For the past three seasons, wide receiver Jarvis Landry has been at the top of the list in receptions and in yardage for the Miami Dolphins, and all on a deal that pays him almost nothing. Now, with one year remaining on his incredibly cheap rookie contract, which is only for four years and $3.5 million dollars, Landry took to social media and left some very telling captions on his posts.
Under normal circumstances, there wouldn't be much reason to take a player's posts on social media that seriously, but when Landry makes references to his money, especially when he's projected to be paid like a top ten wide receiver when his contract inevitably runs out.
This puts the Dolphins in a very uncomfortable situation, as a lot of money is about to be handed out to players whose contracts are expiring, such as defensive end Andre Branch, linebacker Kiko Alonso, tight end Dion Sims and fellow wide receiver Kenny Stills.
But what sets Landry apart from everyone else is that he is one of the true faces of the franchise and his intensity on the field makes him more than just another excellent wide receiver.
He's also a leader in the locker room, and the team feeds off his energy, which is why he was originally given the nickname of "Juice."
2016 was Landry's second consecutive 1,000 yards receiving season, and this will also be his second straight Pro Bowl season. Knowing all of that, there's no doubt that the rest of the team will be looking at what the Dolphins front office does about Landry's contract situation, because if they stiff him now, especially after the comments made by Executive Vice President of Football Operations Mike Tannenbaum, there will be a lot of players who will try to play hard ball when the time comes.
See Reshad Jones, who already held out portions of last offseason in protest of not having enough guaranteed money on his deal and wanted an extension.
"To have sustainability, we want to take care our own. We want to care of our locker room," Tannenbaum said last week. "Adam [Gase] always likes to roll his eyes, but I always say, 'Our plan is firmly etched in pencil.' Because things are going to change. We're going to acquire players. There are going to be unexpected opportunities. ... What does the draft look like? What does free agency look like? But with that said, we're going to try to lean heavily towards keeping our own and building our program here."
It's going to be difficult to not break the bank for Landry, who despite his determination, is still primarily a slot receiver and doesn't fit the mold of the more elite receivers in the league like Julio Jones, Dez Bryant and A.J. Green. He doesn't require double coverage and he isn't a top scorer in the league, only getting 13 touchdowns in his three seasons with the Dolphins.
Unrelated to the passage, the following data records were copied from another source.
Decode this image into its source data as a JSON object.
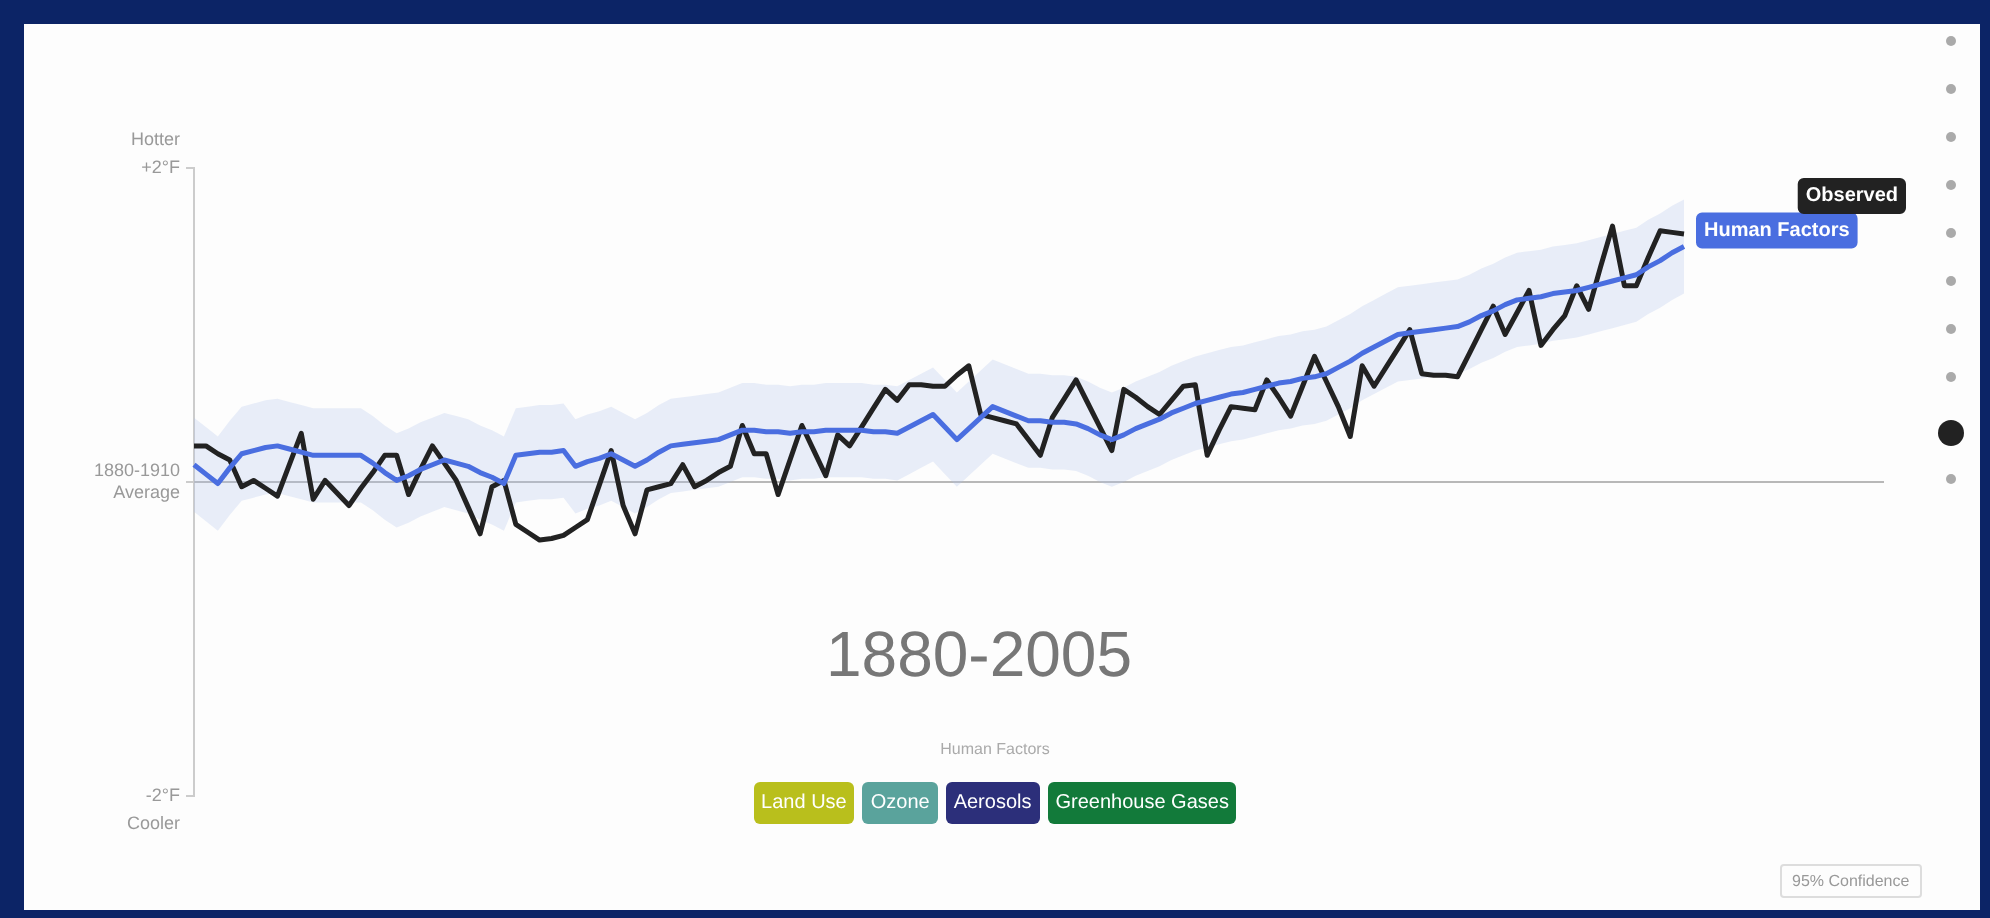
{
  "chart_data": {
    "type": "line",
    "title": "1880-2005",
    "ylim": [
      -2,
      2
    ],
    "categories": [
      null,
      null,
      null,
      null,
      null,
      null,
      null,
      null,
      null,
      null,
      null,
      null,
      null,
      null,
      null,
      null,
      null,
      null,
      null,
      null,
      null,
      null,
      null,
      null,
      null,
      null,
      null,
      null,
      null,
      null,
      null,
      null,
      null,
      null,
      null,
      null,
      null,
      null,
      null,
      null,
      null,
      null,
      null,
      null,
      null,
      null,
      null,
      null,
      null,
      null,
      null,
      null,
      null,
      null,
      null,
      null,
      null,
      null,
      null,
      null,
      null,
      null,
      null,
      null,
      null,
      null,
      null,
      null,
      null,
      null,
      null,
      null,
      null,
      null,
      null,
      null,
      null,
      null,
      null,
      null,
      null,
      null,
      null,
      null,
      null,
      null,
      null,
      null,
      null,
      null,
      null,
      null,
      null,
      null,
      null,
      null,
      null,
      null,
      null,
      null,
      null,
      null,
      null,
      null,
      null,
      null,
      null,
      null,
      null,
      null,
      null,
      null,
      null,
      null,
      null,
      null,
      null,
      null,
      null,
      null,
      null,
      null,
      null,
      null,
      null,
      null
    ],
    "yticks": [
      {
        "value": 2,
        "label": "+2°F"
      },
      {
        "value": 0,
        "label": "1880-1910\nAverage"
      },
      {
        "value": -2,
        "label": "-2°F"
      }
    ],
    "tick_labels": "y",
    "grid": false,
    "legend": false,
    "marker": "none",
    "line_style": "solid",
    "ref_lines": [
      {
        "axis": "y",
        "value": 0,
        "color": "#b8b8b8"
      }
    ],
    "annotations": [
      "Hotter",
      "Cooler",
      "Human Factors",
      "Land Use",
      "Ozone",
      "Aerosols",
      "Greenhouse Gases",
      "95% Confidence"
    ],
    "series": [
      {
        "name": "Human Factors",
        "color": "#4a6ee0",
        "values": [
          0.11,
          0.05,
          -0.01,
          0.09,
          0.18,
          0.2,
          0.22,
          0.23,
          0.21,
          0.19,
          0.17,
          0.17,
          0.17,
          0.17,
          0.17,
          0.12,
          0.06,
          0.01,
          0.04,
          0.08,
          0.11,
          0.14,
          0.12,
          0.1,
          0.06,
          0.03,
          -0.01,
          0.17,
          0.18,
          0.19,
          0.19,
          0.2,
          0.1,
          0.13,
          0.15,
          0.18,
          0.14,
          0.1,
          0.14,
          0.19,
          0.23,
          0.24,
          0.25,
          0.26,
          0.27,
          0.3,
          0.33,
          0.33,
          0.32,
          0.32,
          0.31,
          0.32,
          0.32,
          0.33,
          0.33,
          0.33,
          0.33,
          0.32,
          0.32,
          0.31,
          0.35,
          0.39,
          0.43,
          0.35,
          0.27,
          0.34,
          0.41,
          0.48,
          0.45,
          0.42,
          0.39,
          0.39,
          0.38,
          0.38,
          0.37,
          0.34,
          0.3,
          0.27,
          0.3,
          0.34,
          0.37,
          0.4,
          0.44,
          0.47,
          0.5,
          0.52,
          0.54,
          0.56,
          0.57,
          0.59,
          0.61,
          0.63,
          0.64,
          0.66,
          0.67,
          0.69,
          0.73,
          0.77,
          0.82,
          0.86,
          0.9,
          0.94,
          0.95,
          0.96,
          0.97,
          0.98,
          0.99,
          1.02,
          1.06,
          1.09,
          1.13,
          1.16,
          1.17,
          1.18,
          1.2,
          1.21,
          1.22,
          1.24,
          1.26,
          1.28,
          1.3,
          1.32,
          1.37,
          1.41,
          1.46,
          1.5
        ],
        "lower": [
          -0.19,
          -0.25,
          -0.31,
          -0.21,
          -0.12,
          -0.1,
          -0.08,
          -0.07,
          -0.09,
          -0.11,
          -0.13,
          -0.13,
          -0.13,
          -0.13,
          -0.13,
          -0.18,
          -0.24,
          -0.29,
          -0.26,
          -0.22,
          -0.19,
          -0.16,
          -0.18,
          -0.2,
          -0.24,
          -0.27,
          -0.31,
          -0.13,
          -0.12,
          -0.11,
          -0.11,
          -0.1,
          -0.2,
          -0.17,
          -0.15,
          -0.12,
          -0.16,
          -0.2,
          -0.16,
          -0.11,
          -0.07,
          -0.06,
          -0.05,
          -0.04,
          -0.03,
          0,
          0.03,
          0.03,
          0.02,
          0.02,
          0.01,
          0.02,
          0.02,
          0.03,
          0.03,
          0.03,
          0.03,
          0.02,
          0.02,
          0.01,
          0.05,
          0.09,
          0.13,
          0.05,
          -0.03,
          0.04,
          0.11,
          0.18,
          0.15,
          0.12,
          0.09,
          0.09,
          0.08,
          0.08,
          0.07,
          0.04,
          0,
          -0.03,
          0,
          0.04,
          0.07,
          0.1,
          0.14,
          0.17,
          0.2,
          0.22,
          0.24,
          0.26,
          0.27,
          0.29,
          0.31,
          0.33,
          0.34,
          0.36,
          0.37,
          0.39,
          0.43,
          0.47,
          0.52,
          0.56,
          0.6,
          0.64,
          0.65,
          0.66,
          0.67,
          0.68,
          0.69,
          0.72,
          0.76,
          0.79,
          0.83,
          0.86,
          0.87,
          0.88,
          0.9,
          0.91,
          0.92,
          0.94,
          0.96,
          0.98,
          1,
          1.02,
          1.07,
          1.11,
          1.16,
          1.2
        ],
        "upper": [
          0.41,
          0.35,
          0.29,
          0.39,
          0.48,
          0.5,
          0.52,
          0.53,
          0.51,
          0.49,
          0.47,
          0.47,
          0.47,
          0.47,
          0.47,
          0.42,
          0.36,
          0.31,
          0.34,
          0.38,
          0.41,
          0.44,
          0.42,
          0.4,
          0.36,
          0.33,
          0.29,
          0.47,
          0.48,
          0.49,
          0.49,
          0.5,
          0.4,
          0.43,
          0.45,
          0.48,
          0.44,
          0.4,
          0.44,
          0.49,
          0.53,
          0.54,
          0.55,
          0.56,
          0.57,
          0.6,
          0.63,
          0.63,
          0.62,
          0.62,
          0.61,
          0.62,
          0.62,
          0.63,
          0.63,
          0.63,
          0.63,
          0.62,
          0.62,
          0.61,
          0.65,
          0.69,
          0.73,
          0.65,
          0.57,
          0.64,
          0.71,
          0.78,
          0.75,
          0.72,
          0.69,
          0.69,
          0.68,
          0.68,
          0.67,
          0.64,
          0.6,
          0.57,
          0.6,
          0.64,
          0.67,
          0.7,
          0.74,
          0.77,
          0.8,
          0.82,
          0.84,
          0.86,
          0.87,
          0.89,
          0.91,
          0.93,
          0.94,
          0.96,
          0.97,
          0.99,
          1.03,
          1.07,
          1.12,
          1.16,
          1.2,
          1.24,
          1.25,
          1.26,
          1.27,
          1.28,
          1.29,
          1.32,
          1.36,
          1.39,
          1.43,
          1.46,
          1.47,
          1.48,
          1.5,
          1.51,
          1.52,
          1.54,
          1.56,
          1.58,
          1.6,
          1.62,
          1.67,
          1.71,
          1.76,
          1.8
        ]
      },
      {
        "name": "Observed",
        "color": "#222222",
        "values": [
          0.23,
          0.23,
          0.18,
          0.14,
          -0.03,
          0.01,
          -0.04,
          -0.09,
          0.11,
          0.31,
          -0.11,
          0.01,
          -0.07,
          -0.15,
          -0.04,
          0.06,
          0.17,
          0.17,
          -0.08,
          0.08,
          0.23,
          0.12,
          0.01,
          -0.16,
          -0.33,
          -0.03,
          0.01,
          -0.27,
          -0.32,
          -0.37,
          -0.36,
          -0.34,
          -0.29,
          -0.24,
          -0.02,
          0.2,
          -0.15,
          -0.33,
          -0.05,
          -0.03,
          -0.01,
          0.11,
          -0.03,
          0.01,
          0.06,
          0.1,
          0.36,
          0.18,
          0.18,
          -0.08,
          0.14,
          0.36,
          0.2,
          0.04,
          0.3,
          0.23,
          0.35,
          0.47,
          0.59,
          0.52,
          0.62,
          0.62,
          0.61,
          0.61,
          0.68,
          0.74,
          0.43,
          0.41,
          0.39,
          0.37,
          0.27,
          0.17,
          0.41,
          0.53,
          0.65,
          0.5,
          0.35,
          0.2,
          0.59,
          0.54,
          0.48,
          0.43,
          0.52,
          0.61,
          0.62,
          0.17,
          0.33,
          0.48,
          0.47,
          0.46,
          0.65,
          0.54,
          0.42,
          0.61,
          0.8,
          0.64,
          0.48,
          0.29,
          0.74,
          0.61,
          0.73,
          0.85,
          0.97,
          0.69,
          0.68,
          0.68,
          0.67,
          0.82,
          0.97,
          1.12,
          0.94,
          1.08,
          1.22,
          0.87,
          0.97,
          1.06,
          1.25,
          1.1,
          1.37,
          1.63,
          1.25,
          1.25,
          1.43,
          1.6,
          1.59,
          1.58
        ]
      }
    ]
  }
}
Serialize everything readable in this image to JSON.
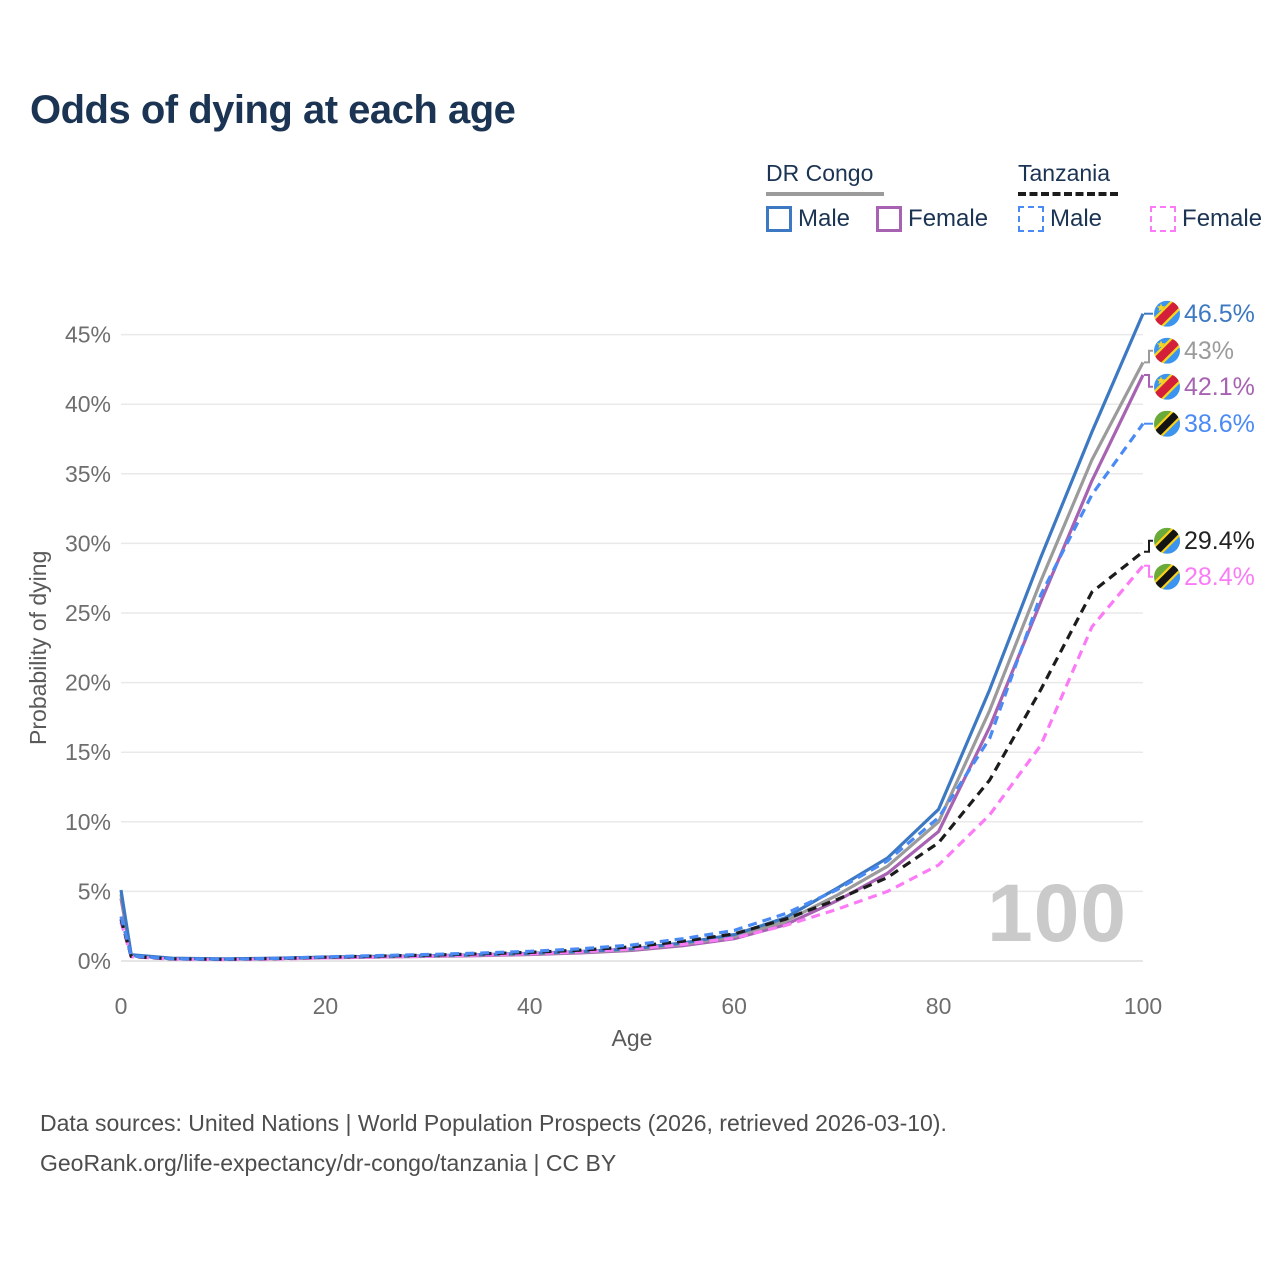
{
  "title": "Odds of dying at each age",
  "legend": {
    "groups": [
      {
        "id": "drc",
        "label": "DR Congo",
        "items": [
          {
            "id": "drc-male",
            "label": "Male"
          },
          {
            "id": "drc-female",
            "label": "Female"
          }
        ]
      },
      {
        "id": "tz",
        "label": "Tanzania",
        "items": [
          {
            "id": "tz-male",
            "label": "Male"
          },
          {
            "id": "tz-female",
            "label": "Female"
          }
        ]
      }
    ]
  },
  "footer": {
    "line1": "Data sources: United Nations | World Population Prospects (2026, retrieved 2026-03-10).",
    "line2": "GeoRank.org/life-expectancy/dr-congo/tanzania | CC BY"
  },
  "chart_data": {
    "type": "line",
    "title": "Odds of dying at each age",
    "xlabel": "Age",
    "ylabel": "Probability of dying",
    "xlim": [
      0,
      100
    ],
    "ylim": [
      0,
      47
    ],
    "x_ticks": [
      0,
      20,
      40,
      60,
      80,
      100
    ],
    "y_ticks": [
      0,
      5,
      10,
      15,
      20,
      25,
      30,
      35,
      40,
      45
    ],
    "grid": "horizontal",
    "legend_position": "top-right",
    "watermark": "100",
    "ages": [
      0,
      1,
      5,
      10,
      15,
      20,
      25,
      30,
      35,
      40,
      45,
      50,
      55,
      60,
      65,
      70,
      75,
      80,
      85,
      90,
      95,
      100
    ],
    "series": [
      {
        "id": "drc-male",
        "name": "DR Congo Male",
        "color": "#3d79c2",
        "label_color": "#3d79c2",
        "dash": "solid",
        "flag": "drc",
        "end_label": "46.5%",
        "values": [
          5.1,
          0.45,
          0.2,
          0.15,
          0.2,
          0.28,
          0.33,
          0.38,
          0.45,
          0.55,
          0.68,
          0.88,
          1.3,
          1.9,
          3.1,
          5.2,
          7.4,
          10.9,
          19.5,
          29.0,
          38.0,
          46.5
        ]
      },
      {
        "id": "drc-both",
        "name": "DR Congo",
        "color": "#9b9b9b",
        "label_color": "#9b9b9b",
        "dash": "solid",
        "flag": "drc",
        "end_label": "43%",
        "values": [
          4.8,
          0.42,
          0.19,
          0.14,
          0.19,
          0.26,
          0.31,
          0.36,
          0.42,
          0.51,
          0.63,
          0.82,
          1.2,
          1.75,
          2.85,
          4.7,
          6.8,
          10.0,
          18.0,
          27.3,
          36.0,
          43.0
        ]
      },
      {
        "id": "drc-female",
        "name": "DR Congo Female",
        "color": "#a763b2",
        "label_color": "#a763b2",
        "dash": "solid",
        "flag": "drc",
        "end_label": "42.1%",
        "values": [
          4.5,
          0.4,
          0.18,
          0.13,
          0.17,
          0.23,
          0.28,
          0.33,
          0.39,
          0.47,
          0.58,
          0.76,
          1.1,
          1.6,
          2.6,
          4.3,
          6.3,
          9.3,
          16.8,
          25.8,
          34.5,
          42.1
        ]
      },
      {
        "id": "tz-male",
        "name": "Tanzania Male",
        "color": "#4a8af4",
        "label_color": "#4a8af4",
        "dash": "dashed",
        "flag": "tz",
        "end_label": "38.6%",
        "values": [
          3.2,
          0.36,
          0.16,
          0.13,
          0.19,
          0.3,
          0.39,
          0.47,
          0.57,
          0.7,
          0.88,
          1.15,
          1.6,
          2.2,
          3.4,
          5.1,
          7.2,
          10.3,
          16.0,
          26.3,
          33.5,
          38.6
        ]
      },
      {
        "id": "tz-both",
        "name": "Tanzania",
        "color": "#1c1c1c",
        "label_color": "#222222",
        "dash": "dashed",
        "flag": "tz",
        "end_label": "29.4%",
        "values": [
          3.0,
          0.33,
          0.15,
          0.12,
          0.17,
          0.27,
          0.35,
          0.42,
          0.51,
          0.62,
          0.78,
          1.02,
          1.42,
          1.95,
          3.0,
          4.4,
          6.0,
          8.5,
          13.0,
          19.5,
          26.5,
          29.4
        ]
      },
      {
        "id": "tz-female",
        "name": "Tanzania Female",
        "color": "#fb7bf7",
        "label_color": "#fb7bf7",
        "dash": "dashed",
        "flag": "tz",
        "end_label": "28.4%",
        "values": [
          2.8,
          0.3,
          0.13,
          0.1,
          0.14,
          0.22,
          0.29,
          0.35,
          0.43,
          0.52,
          0.66,
          0.86,
          1.2,
          1.65,
          2.55,
          3.7,
          5.0,
          6.9,
          10.5,
          15.5,
          24.0,
          28.4
        ]
      }
    ],
    "flags": {
      "drc": {
        "field": "#3b94ef",
        "stripe": "#d41f3a",
        "fimbriation": "#f7d51d"
      },
      "tz": {
        "green": "#6aaa3a",
        "blue": "#3b94ef",
        "stripe": "#141414",
        "fimbriation": "#fcd116"
      }
    }
  }
}
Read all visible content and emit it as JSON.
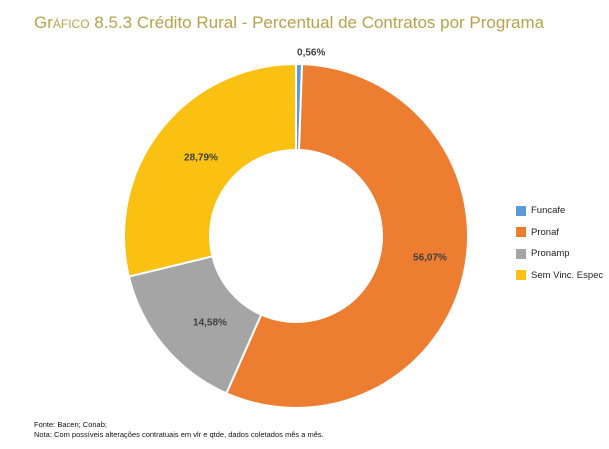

A "move the sticks" receiver simply doesn't count for upwards of $14 million annually, no matter how well he can create plays when he has the ball in his hands.
Seattle's Doug Baldwin, another top slot receiver in the league, recently signed a 4-year, $46 million dollar deal that pays him $24,250,000 in guaranteed money, and that could be the aspect of the contract Miami can use to get Landry to take a slight discount in annual pay.
In the NFL, the overall figures of the deal don't mean nearly as much as the guaranteed money, which is the true value of any contract since that's what a team has to pay an athlete no matter what happens. Guaranteed money is what Miami can use to try and potentially lower the cap hits, as guaranteed money only means that Miami will have to pay him, not pay extra.
The reason NFL teams don't like to dole out large amounts of guaranteed money is because guaranteed money doesn't allow a team to cut a player in a cap-saving move.
But if there's any player worth that risk, it's Landry.
He's been the most reliable weapon on Miami's roster for the past three seasons, and his leadership and energy are indispensable assets that can't be replaced. Giving him a large amount of guaranteed money would seem to be a safe gamble, especially if it means his annual cap hit won't be as high.
Extending Landry would be an excellent way to start off the offseason, and it would set the tone for the rest of the offseason with the rest of the locker room.
If they force Landry to play the last year of his deal, that would be a bad omen for Landry's future with the Dolphins, and in turn the rest of the locker room. He won't try to cause problems, but teammates see how the front office treats their franchise player, and that could set the tone for the future.
Landry needs to be re-signed, or it could mean trouble for the Miami Dolphins franchise.